Reputation: 302
I'm trying to fill missing values with KNN in python so I wrote this code but it doesn't work . I get this error "ValueError: could not convert string to float: 'normal'" .what should I do?
import pandas as pd
df = pd.read_csv(r'df.csv')
from sklearn.impute import KNNImputer
imputer = KNNImputer(n_neighbors=5)
df = pd.DataFrame(imputer.fit_transform(df),columns = df.columns)
Upvotes: 1
Views: 6997
Reputation: 775
Usually to replace NaN values, we use the sklearn.impute.SimpleImputer
which can replace NaN
values with the value of your choice (mean , median of the sample, or any other value you would like).
from sklearn.impute import SimpleImputer
imp = SimpleImputer(missing_values=np.nan, strategy='mean')
df = imp.fit_transform(df)
Upvotes: 1
Reputation: 122
The KNN method will compute the distance between vectors, so if your data is categorical, you should convert it to numerical. For example, if the string stands labels, you could use one-hot to encode the labels.
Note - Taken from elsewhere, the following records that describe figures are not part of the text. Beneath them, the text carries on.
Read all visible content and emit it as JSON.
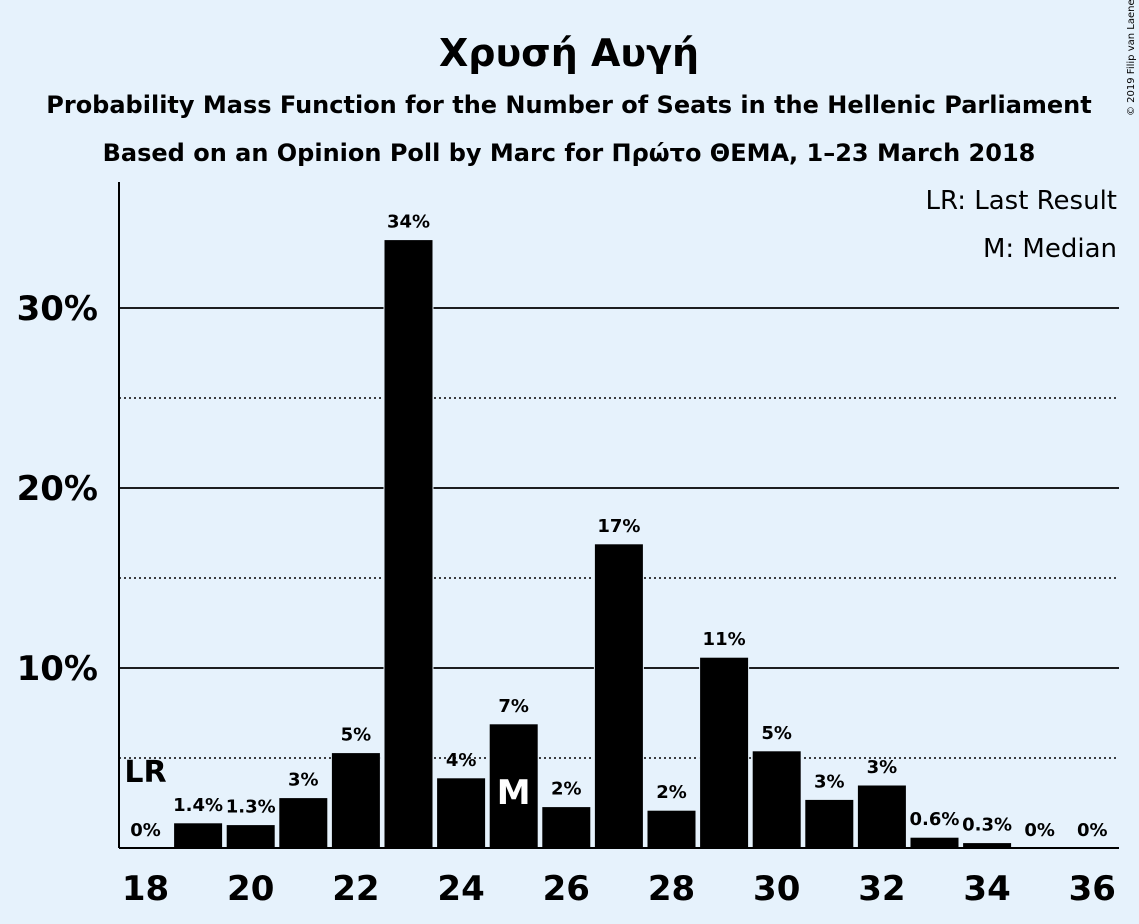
{
  "chart_data": {
    "type": "bar",
    "title": "Χρυσή Αυγή",
    "subtitle_lines": [
      "Probability Mass Function for the Number of Seats in the Hellenic Parliament",
      "Based on an Opinion Poll by Marc for Πρώτο ΘΕΜΑ, 1–23 March 2018"
    ],
    "legend": [
      "LR: Last Result",
      "M: Median"
    ],
    "legend_position": "top-right",
    "copyright": "© 2019 Filip van Laenen",
    "x": [
      18,
      19,
      20,
      21,
      22,
      23,
      24,
      25,
      26,
      27,
      28,
      29,
      30,
      31,
      32,
      33,
      34,
      35,
      36
    ],
    "values": [
      0,
      1.4,
      1.3,
      2.8,
      5.3,
      33.8,
      3.9,
      6.9,
      2.3,
      16.9,
      2.1,
      10.6,
      5.4,
      2.7,
      3.5,
      0.6,
      0.3,
      0,
      0
    ],
    "labels": [
      "0%",
      "1.4%",
      "1.3%",
      "3%",
      "5%",
      "34%",
      "4%",
      "7%",
      "2%",
      "17%",
      "2%",
      "11%",
      "5%",
      "3%",
      "3%",
      "0.6%",
      "0.3%",
      "0%",
      "0%"
    ],
    "xticks": [
      "18",
      "20",
      "22",
      "24",
      "26",
      "28",
      "30",
      "32",
      "34",
      "36"
    ],
    "xtick_values": [
      18,
      20,
      22,
      24,
      26,
      28,
      30,
      32,
      34,
      36
    ],
    "yticks": [
      "10%",
      "20%",
      "30%"
    ],
    "ytick_values": [
      10,
      20,
      30
    ],
    "minor_grid_values": [
      5,
      15,
      25
    ],
    "ylim": [
      0,
      37
    ],
    "last_result": {
      "seat": 18,
      "label": "LR"
    },
    "median": {
      "seat": 25,
      "label": "M"
    },
    "colors": {
      "bar": "#000000",
      "background": "#e6f2fc"
    }
  }
}
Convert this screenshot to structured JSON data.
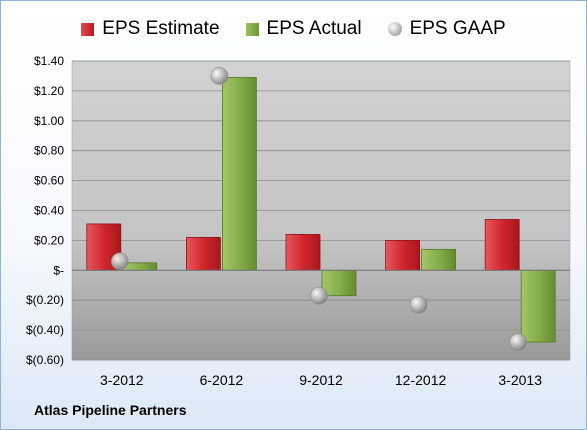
{
  "footer_label": "Atlas Pipeline Partners",
  "chart_data": {
    "type": "bar",
    "categories": [
      "3-2012",
      "6-2012",
      "9-2012",
      "12-2012",
      "3-2013"
    ],
    "series": [
      {
        "name": "EPS Estimate",
        "kind": "bar",
        "color": "#c8242a",
        "values": [
          0.31,
          0.22,
          0.24,
          0.2,
          0.34
        ]
      },
      {
        "name": "EPS Actual",
        "kind": "bar",
        "color": "#7fa843",
        "values": [
          0.05,
          1.29,
          -0.17,
          0.14,
          -0.48
        ]
      },
      {
        "name": "EPS GAAP",
        "kind": "scatter",
        "color": "#a6a6a6",
        "values": [
          0.06,
          1.3,
          -0.17,
          -0.23,
          -0.48
        ]
      }
    ],
    "ylim": [
      -0.6,
      1.4
    ],
    "y_ticks": [
      {
        "value": 1.4,
        "label": "$1.40"
      },
      {
        "value": 1.2,
        "label": "$1.20"
      },
      {
        "value": 1.0,
        "label": "$1.00"
      },
      {
        "value": 0.8,
        "label": "$0.80"
      },
      {
        "value": 0.6,
        "label": "$0.60"
      },
      {
        "value": 0.4,
        "label": "$0.40"
      },
      {
        "value": 0.2,
        "label": "$0.20"
      },
      {
        "value": 0.0,
        "label": "$-"
      },
      {
        "value": -0.2,
        "label": "$(0.20)"
      },
      {
        "value": -0.4,
        "label": "$(0.40)"
      },
      {
        "value": -0.6,
        "label": "$(0.60)"
      }
    ],
    "grid": true,
    "legend_position": "top"
  }
}
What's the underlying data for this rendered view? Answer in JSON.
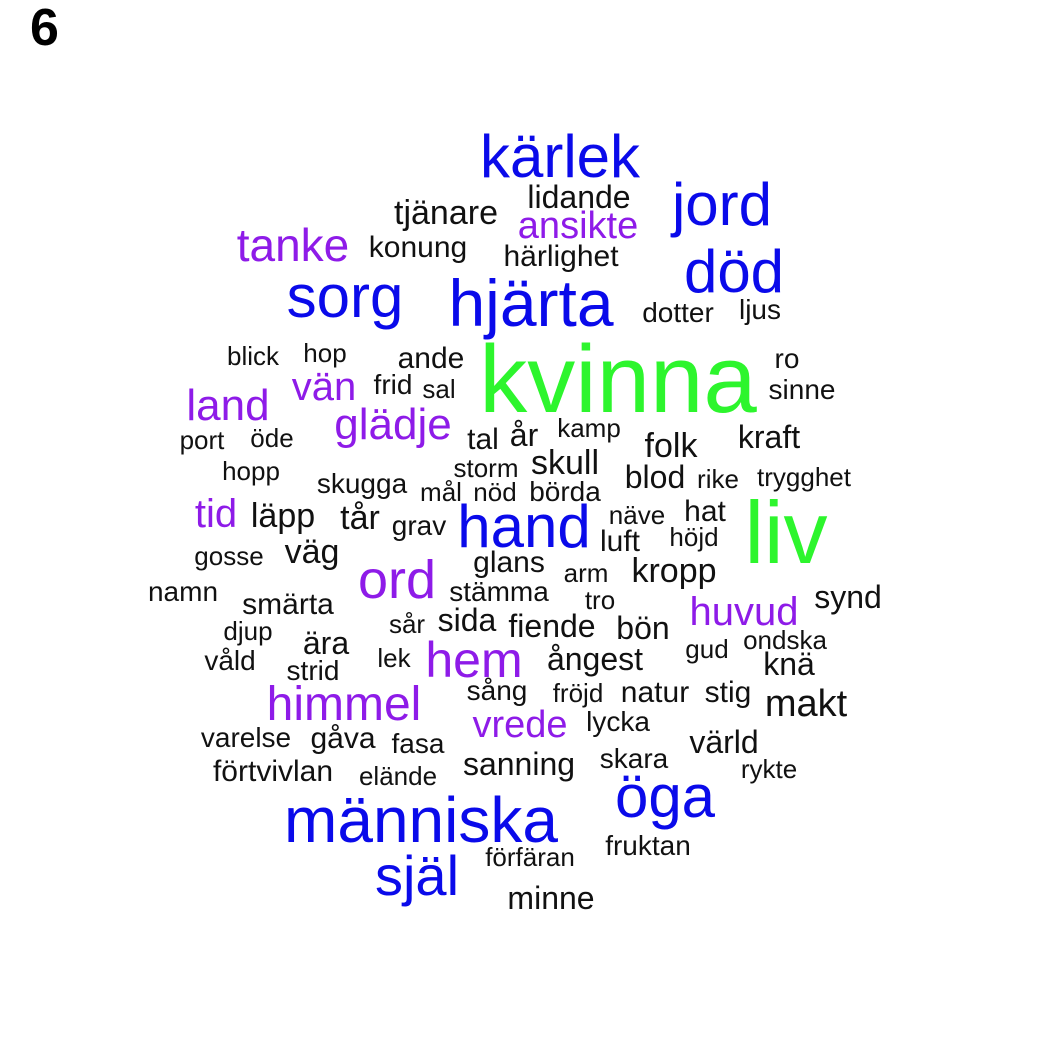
{
  "panel_label": "6",
  "colors": {
    "green": "#2df52d",
    "blue": "#0a0aea",
    "purple": "#8e1be8",
    "black": "#111111"
  },
  "words": [
    {
      "text": "kvinna",
      "tier": "green"
    },
    {
      "text": "liv",
      "tier": "green"
    },
    {
      "text": "kärlek",
      "tier": "blue"
    },
    {
      "text": "jord",
      "tier": "blue"
    },
    {
      "text": "död",
      "tier": "blue"
    },
    {
      "text": "hjärta",
      "tier": "blue"
    },
    {
      "text": "sorg",
      "tier": "blue"
    },
    {
      "text": "hand",
      "tier": "blue"
    },
    {
      "text": "människa",
      "tier": "blue"
    },
    {
      "text": "öga",
      "tier": "blue"
    },
    {
      "text": "själ",
      "tier": "blue"
    },
    {
      "text": "tanke",
      "tier": "purple"
    },
    {
      "text": "ansikte",
      "tier": "purple"
    },
    {
      "text": "land",
      "tier": "purple"
    },
    {
      "text": "vän",
      "tier": "purple"
    },
    {
      "text": "glädje",
      "tier": "purple"
    },
    {
      "text": "tid",
      "tier": "purple"
    },
    {
      "text": "ord",
      "tier": "purple"
    },
    {
      "text": "huvud",
      "tier": "purple"
    },
    {
      "text": "hem",
      "tier": "purple"
    },
    {
      "text": "himmel",
      "tier": "purple"
    },
    {
      "text": "vrede",
      "tier": "purple"
    },
    {
      "text": "lidande",
      "tier": "black"
    },
    {
      "text": "tjänare",
      "tier": "black"
    },
    {
      "text": "konung",
      "tier": "black"
    },
    {
      "text": "härlighet",
      "tier": "black"
    },
    {
      "text": "dotter",
      "tier": "black"
    },
    {
      "text": "ljus",
      "tier": "black"
    },
    {
      "text": "blick",
      "tier": "black"
    },
    {
      "text": "hop",
      "tier": "black"
    },
    {
      "text": "ande",
      "tier": "black"
    },
    {
      "text": "ro",
      "tier": "black"
    },
    {
      "text": "frid",
      "tier": "black"
    },
    {
      "text": "sal",
      "tier": "black"
    },
    {
      "text": "sinne",
      "tier": "black"
    },
    {
      "text": "port",
      "tier": "black"
    },
    {
      "text": "öde",
      "tier": "black"
    },
    {
      "text": "tal",
      "tier": "black"
    },
    {
      "text": "år",
      "tier": "black"
    },
    {
      "text": "kamp",
      "tier": "black"
    },
    {
      "text": "folk",
      "tier": "black"
    },
    {
      "text": "kraft",
      "tier": "black"
    },
    {
      "text": "hopp",
      "tier": "black"
    },
    {
      "text": "skugga",
      "tier": "black"
    },
    {
      "text": "storm",
      "tier": "black"
    },
    {
      "text": "skull",
      "tier": "black"
    },
    {
      "text": "blod",
      "tier": "black"
    },
    {
      "text": "rike",
      "tier": "black"
    },
    {
      "text": "trygghet",
      "tier": "black"
    },
    {
      "text": "mål",
      "tier": "black"
    },
    {
      "text": "nöd",
      "tier": "black"
    },
    {
      "text": "börda",
      "tier": "black"
    },
    {
      "text": "läpp",
      "tier": "black"
    },
    {
      "text": "tår",
      "tier": "black"
    },
    {
      "text": "grav",
      "tier": "black"
    },
    {
      "text": "näve",
      "tier": "black"
    },
    {
      "text": "hat",
      "tier": "black"
    },
    {
      "text": "gosse",
      "tier": "black"
    },
    {
      "text": "väg",
      "tier": "black"
    },
    {
      "text": "glans",
      "tier": "black"
    },
    {
      "text": "luft",
      "tier": "black"
    },
    {
      "text": "höjd",
      "tier": "black"
    },
    {
      "text": "namn",
      "tier": "black"
    },
    {
      "text": "smärta",
      "tier": "black"
    },
    {
      "text": "stämma",
      "tier": "black"
    },
    {
      "text": "arm",
      "tier": "black"
    },
    {
      "text": "kropp",
      "tier": "black"
    },
    {
      "text": "synd",
      "tier": "black"
    },
    {
      "text": "djup",
      "tier": "black"
    },
    {
      "text": "sår",
      "tier": "black"
    },
    {
      "text": "sida",
      "tier": "black"
    },
    {
      "text": "tro",
      "tier": "black"
    },
    {
      "text": "ära",
      "tier": "black"
    },
    {
      "text": "fiende",
      "tier": "black"
    },
    {
      "text": "bön",
      "tier": "black"
    },
    {
      "text": "gud",
      "tier": "black"
    },
    {
      "text": "ondska",
      "tier": "black"
    },
    {
      "text": "våld",
      "tier": "black"
    },
    {
      "text": "lek",
      "tier": "black"
    },
    {
      "text": "strid",
      "tier": "black"
    },
    {
      "text": "ångest",
      "tier": "black"
    },
    {
      "text": "knä",
      "tier": "black"
    },
    {
      "text": "sång",
      "tier": "black"
    },
    {
      "text": "fröjd",
      "tier": "black"
    },
    {
      "text": "natur",
      "tier": "black"
    },
    {
      "text": "stig",
      "tier": "black"
    },
    {
      "text": "makt",
      "tier": "black"
    },
    {
      "text": "lycka",
      "tier": "black"
    },
    {
      "text": "varelse",
      "tier": "black"
    },
    {
      "text": "gåva",
      "tier": "black"
    },
    {
      "text": "fasa",
      "tier": "black"
    },
    {
      "text": "värld",
      "tier": "black"
    },
    {
      "text": "förtvivlan",
      "tier": "black"
    },
    {
      "text": "elände",
      "tier": "black"
    },
    {
      "text": "sanning",
      "tier": "black"
    },
    {
      "text": "skara",
      "tier": "black"
    },
    {
      "text": "rykte",
      "tier": "black"
    },
    {
      "text": "förfäran",
      "tier": "black"
    },
    {
      "text": "fruktan",
      "tier": "black"
    },
    {
      "text": "minne",
      "tier": "black"
    }
  ]
}
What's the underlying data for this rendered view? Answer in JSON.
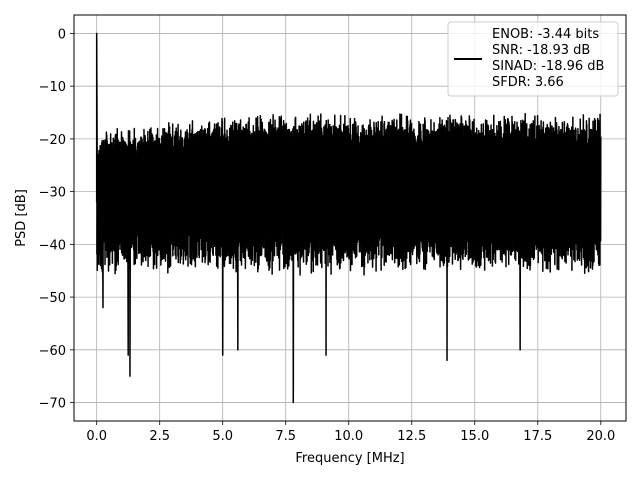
{
  "chart_data": {
    "type": "line",
    "title": "",
    "xlabel": "Frequency [MHz]",
    "ylabel": "PSD [dB]",
    "xlim": [
      -0.9,
      21.0
    ],
    "ylim": [
      -73.5,
      3.5
    ],
    "xticks": [
      0.0,
      2.5,
      5.0,
      7.5,
      10.0,
      12.5,
      15.0,
      17.5,
      20.0
    ],
    "xtick_labels": [
      "0.0",
      "2.5",
      "5.0",
      "7.5",
      "10.0",
      "12.5",
      "15.0",
      "17.5",
      "20.0"
    ],
    "yticks": [
      0,
      -10,
      -20,
      -30,
      -40,
      -50,
      -60,
      -70
    ],
    "ytick_labels": [
      "0",
      "−10",
      "−20",
      "−30",
      "−40",
      "−50",
      "−60",
      "−70"
    ],
    "grid": true,
    "legend_position": "top-right",
    "legend_lines": [
      "ENOB: -3.44 bits",
      "SNR: -18.93 dB",
      "SINAD: -18.96 dB",
      "SFDR: 3.66"
    ],
    "series": [
      {
        "color": "#000000",
        "x_range": [
          0.0,
          20.0
        ],
        "peak": {
          "x": 0.0,
          "y": 0.0
        },
        "noise_floor_band": [
          -45,
          -17
        ],
        "notable_dips": [
          {
            "x": 0.15,
            "y": -44
          },
          {
            "x": 0.25,
            "y": -52
          },
          {
            "x": 1.25,
            "y": -61
          },
          {
            "x": 1.32,
            "y": -65
          },
          {
            "x": 5.0,
            "y": -61
          },
          {
            "x": 5.6,
            "y": -60
          },
          {
            "x": 7.8,
            "y": -70
          },
          {
            "x": 9.1,
            "y": -61
          },
          {
            "x": 13.9,
            "y": -62
          },
          {
            "x": 16.8,
            "y": -60
          }
        ]
      }
    ]
  }
}
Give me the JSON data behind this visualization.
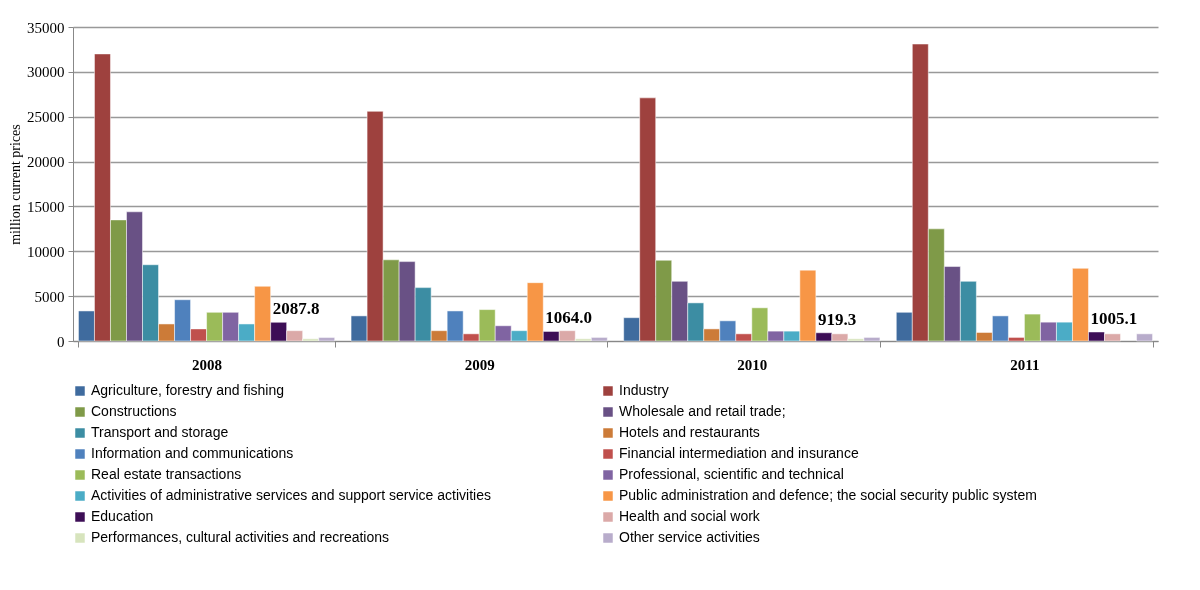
{
  "chart_data": {
    "type": "bar",
    "ylabel": "million current prices",
    "categories": [
      "2008",
      "2009",
      "2010",
      "2011"
    ],
    "ylim": [
      0,
      35000
    ],
    "yticks": [
      0,
      5000,
      10000,
      15000,
      20000,
      25000,
      30000,
      35000
    ],
    "grid": "y",
    "legend": "bottom",
    "series": [
      {
        "name": "Agriculture, forestry and fishing",
        "color": "#3f6b9e",
        "values": [
          3350,
          2800,
          2600,
          3200
        ]
      },
      {
        "name": "Industry",
        "color": "#9e413e",
        "values": [
          32000,
          25600,
          27100,
          33100
        ]
      },
      {
        "name": "Constructions",
        "color": "#7f9a48",
        "values": [
          13500,
          9050,
          9000,
          12500
        ]
      },
      {
        "name": "Wholesale and retail trade;",
        "color": "#695185",
        "values": [
          14400,
          8850,
          6650,
          8300
        ]
      },
      {
        "name": "Transport and storage",
        "color": "#3c8da3",
        "values": [
          8500,
          5950,
          4250,
          6650
        ]
      },
      {
        "name": "Hotels and restaurants",
        "color": "#cc7b38",
        "values": [
          1900,
          1150,
          1350,
          950
        ]
      },
      {
        "name": "Information and communications",
        "color": "#4f81bd",
        "values": [
          4600,
          3350,
          2250,
          2800
        ]
      },
      {
        "name": "Financial intermediation and insurance",
        "color": "#c0504d",
        "values": [
          1350,
          800,
          800,
          400
        ]
      },
      {
        "name": "Real estate transactions",
        "color": "#9bbb59",
        "values": [
          3200,
          3500,
          3700,
          3000
        ]
      },
      {
        "name": "Professional, scientific and technical",
        "color": "#8064a2",
        "values": [
          3200,
          1700,
          1100,
          2100
        ]
      },
      {
        "name": "Activities of administrative services and support service activities",
        "color": "#4bacc6",
        "values": [
          1900,
          1150,
          1100,
          2100
        ]
      },
      {
        "name": "Public administration and defence; the social security public system",
        "color": "#f79646",
        "values": [
          6100,
          6500,
          7900,
          8100
        ]
      },
      {
        "name": "Education",
        "color": "#3d0e56",
        "values": [
          2087.8,
          1064.0,
          919.3,
          1005.1
        ],
        "value_labels": [
          "2087.8",
          "1064.0",
          "919.3",
          "1005.1"
        ]
      },
      {
        "name": "Health and social work",
        "color": "#dba9a8",
        "values": [
          1150,
          1150,
          800,
          800
        ]
      },
      {
        "name": "Performances, cultural activities and recreations",
        "color": "#d7e4bd",
        "values": [
          250,
          250,
          250,
          null
        ]
      },
      {
        "name": "Other service activities",
        "color": "#b8accb",
        "values": [
          400,
          400,
          400,
          800
        ]
      }
    ]
  }
}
There is another python package that implements KNN imputation method: impyte
Upvotes: 0
Reputation: 161
I do not know how your df look like but I guess you might be have to use Ordinal or Label Encoders as KNN imputer does not work with text data.
Here is a guide for you:
https://medium.com/@kyawsawhtoon/a-guide-to-knn-imputation-95e2dc496e
Upvotes: 0